Many also said the only data they share with employers is aggregated, or high-level summaries of figures such as average sleep length across the workforce. A New Balance spokeswoman, Amy Dow, said the company is “confident” their wellness programs are HIPAA-compliant and they only get summary figures from Dayzz.

Meanwhile, research has shown that for some people, sleep trackers could lead to more anxiety about sleep. In 2017, researchers coined the phenomenon “orthosomnia” to refer to patients preoccupied with improving sleep data from wearables. With some people, said Kelly Baron, a clinical psychologist at the University of Utah, “it led them to engage in some behaviors that made their sleep worse.”

Sleep programs might also seem like a Band-Aid for those employees who question why managers aren’t just hiring more people to lessen heavy workloads or dumping toxic managers to help alleviate sleep disruptions.

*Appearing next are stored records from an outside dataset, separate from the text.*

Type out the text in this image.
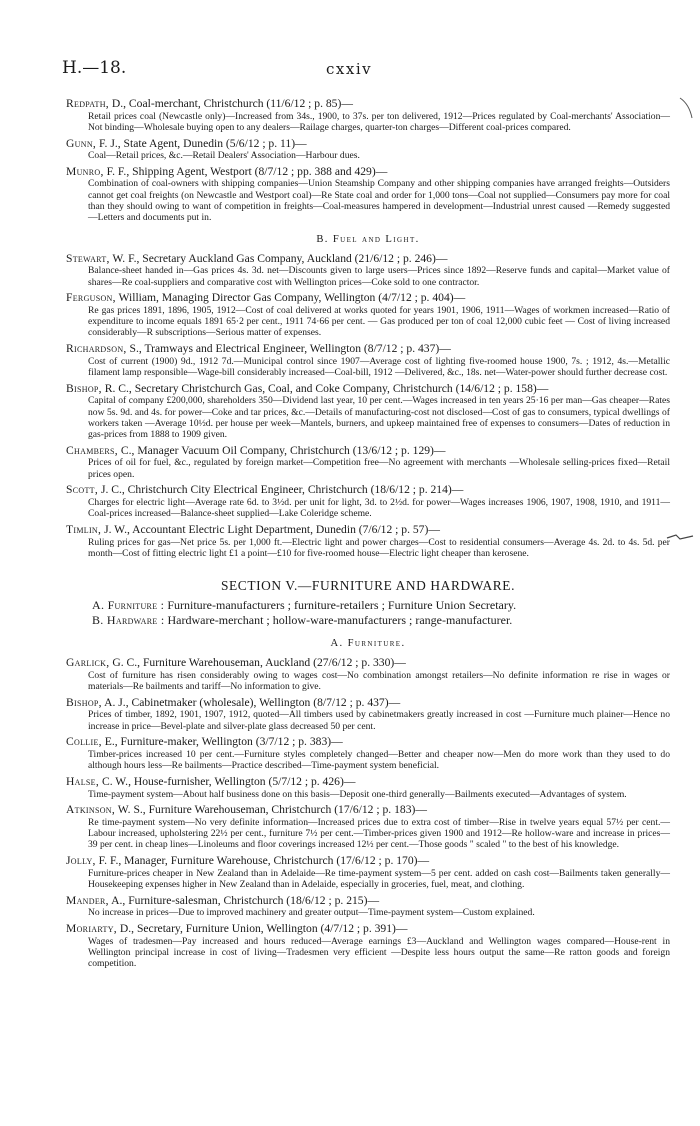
H.—18.	cxxiv
Redpath, D., Coal-merchant, Christchurch (11/6/12 ; p. 85)—
Retail prices coal (Newcastle only)—Increased from 34s., 1900, to 37s. per ton delivered, 1912—Prices regulated by Coal-merchants' Association—Not binding—Wholesale buying open to any dealers—Railage charges, quarter-ton charges—Different coal-prices compared.
Gunn, F. J., State Agent, Dunedin (5/6/12 ; p. 11)—
Coal—Retail prices, &c.—Retail Dealers' Association—Harbour dues.
Munro, F. F., Shipping Agent, Westport (8/7/12 ; pp. 388 and 429)—
Combination of coal-owners with shipping companies—Union Steamship Company and other shipping companies have arranged freights—Outsiders cannot get coal freights (on Newcastle and Westport coal)—Re State coal and order for 1,000 tons—Coal not supplied—Consumers pay more for coal than they should owing to want of competition in freights—Coal-measures hampered in development—Industrial unrest caused —Remedy suggested—Letters and documents put in.
B. Fuel and Light.
Stewart, W. F., Secretary Auckland Gas Company, Auckland (21/6/12 ; p. 246)—
Balance-sheet handed in—Gas prices 4s. 3d. net—Discounts given to large users—Prices since 1892—Reserve funds and capital—Market value of shares—Re coal-suppliers and comparative cost with Wellington prices—Coke sold to one contractor.
Ferguson, William, Managing Director Gas Company, Wellington (4/7/12 ; p. 404)—
Re gas prices 1891, 1896, 1905, 1912—Cost of coal delivered at works quoted for years 1901, 1906, 1911—Wages of workmen increased—Ratio of expenditure to income equals 1891 65·2 per cent., 1911 74·66 per cent. — Gas produced per ton of coal 12,000 cubic feet — Cost of living increased considerably—R subscriptions—Serious matter of expenses.
Richardson, S., Tramways and Electrical Engineer, Wellington (8/7/12 ; p. 437)—
Cost of current (1900) 9d., 1912 7d.—Municipal control since 1907—Average cost of lighting five-roomed house 1900, 7s. ; 1912, 4s.—Metallic filament lamp responsible—Wage-bill considerably increased—Coal-bill, 1912 —Delivered, &c., 18s. net—Water-power should further decrease cost.
Bishop, R. C., Secretary Christchurch Gas, Coal, and Coke Company, Christchurch (14/6/12 ; p. 158)—
Capital of company £200,000, shareholders 350—Dividend last year, 10 per cent.—Wages increased in ten years 25·16 per man—Gas cheaper—Rates now 5s. 9d. and 4s. for power—Coke and tar prices, &c.—Details of manufacturing-cost not disclosed—Cost of gas to consumers, typical dwellings of workers taken —Average 10½d. per house per week—Mantels, burners, and upkeep maintained free of expenses to consumers—Dates of reduction in gas-prices from 1888 to 1909 given.
Chambers, C., Manager Vacuum Oil Company, Christchurch (13/6/12 ; p. 129)—
Prices of oil for fuel, &c., regulated by foreign market—Competition free—No agreement with merchants —Wholesale selling-prices fixed—Retail prices open.
Scott, J. C., Christchurch City Electrical Engineer, Christchurch (18/6/12 ; p. 214)—
Charges for electric light—Average rate 6d. to 3½d. per unit for light, 3d. to 2½d. for power—Wages increases 1906, 1907, 1908, 1910, and 1911—Coal-prices increased—Balance-sheet supplied—Lake Coleridge scheme.
Timlin, J. W., Accountant Electric Light Department, Dunedin (7/6/12 ; p. 57)—
Ruling prices for gas—Net price 5s. per 1,000 ft.—Electric light and power charges—Cost to residential consumers—Average 4s. 2d. to 4s. 5d. per month—Cost of fitting electric light £1 a point—£10 for five-roomed house—Electric light cheaper than kerosene.
SECTION V.—FURNITURE AND HARDWARE.
A. Furniture : Furniture-manufacturers ; furniture-retailers ; Furniture Union Secretary.
B. Hardware : Hardware-merchant ; hollow-ware-manufacturers ; range-manufacturer.
A. Furniture.
Garlick, G. C., Furniture Warehouseman, Auckland (27/6/12 ; p. 330)—
Cost of furniture has risen considerably owing to wages cost—No combination amongst retailers—No definite information re rise in wages or materials—Re bailments and tariff—No information to give.
Bishop, A. J., Cabinetmaker (wholesale), Wellington (8/7/12 ; p. 437)—
Prices of timber, 1892, 1901, 1907, 1912, quoted—All timbers used by cabinetmakers greatly increased in cost —Furniture much plainer—Hence no increase in price—Bevel-plate and silver-plate glass decreased 50 per cent.
Collie, E., Furniture-maker, Wellington (3/7/12 ; p. 383)—
Timber-prices increased 10 per cent.—Furniture styles completely changed—Better and cheaper now—Men do more work than they used to do although hours less—Re bailments—Practice described—Time-payment system beneficial.
Halse, C. W., House-furnisher, Wellington (5/7/12 ; p. 426)—
Time-payment system—About half business done on this basis—Deposit one-third generally—Bailments executed—Advantages of system.
Atkinson, W. S., Furniture Warehouseman, Christchurch (17/6/12 ; p. 183)—
Re time-payment system—No very definite information—Increased prices due to extra cost of timber—Rise in twelve years equal 57½ per cent.—Labour increased, upholstering 22½ per cent., furniture 7½ per cent.—Timber-prices given 1900 and 1912—Re hollow-ware and increase in prices—39 per cent. in cheap lines—Linoleums and floor coverings increased 12½ per cent.—Those goods " scaled " to the best of his knowledge.
Jolly, F. F., Manager, Furniture Warehouse, Christchurch (17/6/12 ; p. 170)—
Furniture-prices cheaper in New Zealand than in Adelaide—Re time-payment system—5 per cent. added on cash cost—Bailments taken generally—Housekeeping expenses higher in New Zealand than in Adelaide, especially in groceries, fuel, meat, and clothing.
Mander, A., Furniture-salesman, Christchurch (18/6/12 ; p. 215)—
No increase in prices—Due to improved machinery and greater output—Time-payment system—Custom explained.
Moriarty, D., Secretary, Furniture Union, Wellington (4/7/12 ; p. 391)—
Wages of tradesmen—Pay increased and hours reduced—Average earnings £3—Auckland and Wellington wages compared—House-rent in Wellington principal increase in cost of living—Tradesmen very efficient —Despite less hours output the same—Re ratton goods and foreign competition.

And if late-night emails or off-hours conference calls are part of workplace culture, guidance to power down phones early might ring hollow.

“One of the best things you could do is just have a culture where you don’t send emails at night,” said Baron, “or where you incentivize people [against] being glued to their laptops all the time.”

With Thrive Global’s wellness platform, Huffington said users get “microstep” nudges for whichever wellness area they want to work on, such as text reminders not to have caffeine after a set cutoff time.

“Our focus is on people beginning to feel differently with these ‘microsteps’ and seeing the impact when you’re fully recharged,” Huffington said. “In the end, the only way to change behavior is for people to see the benefits.”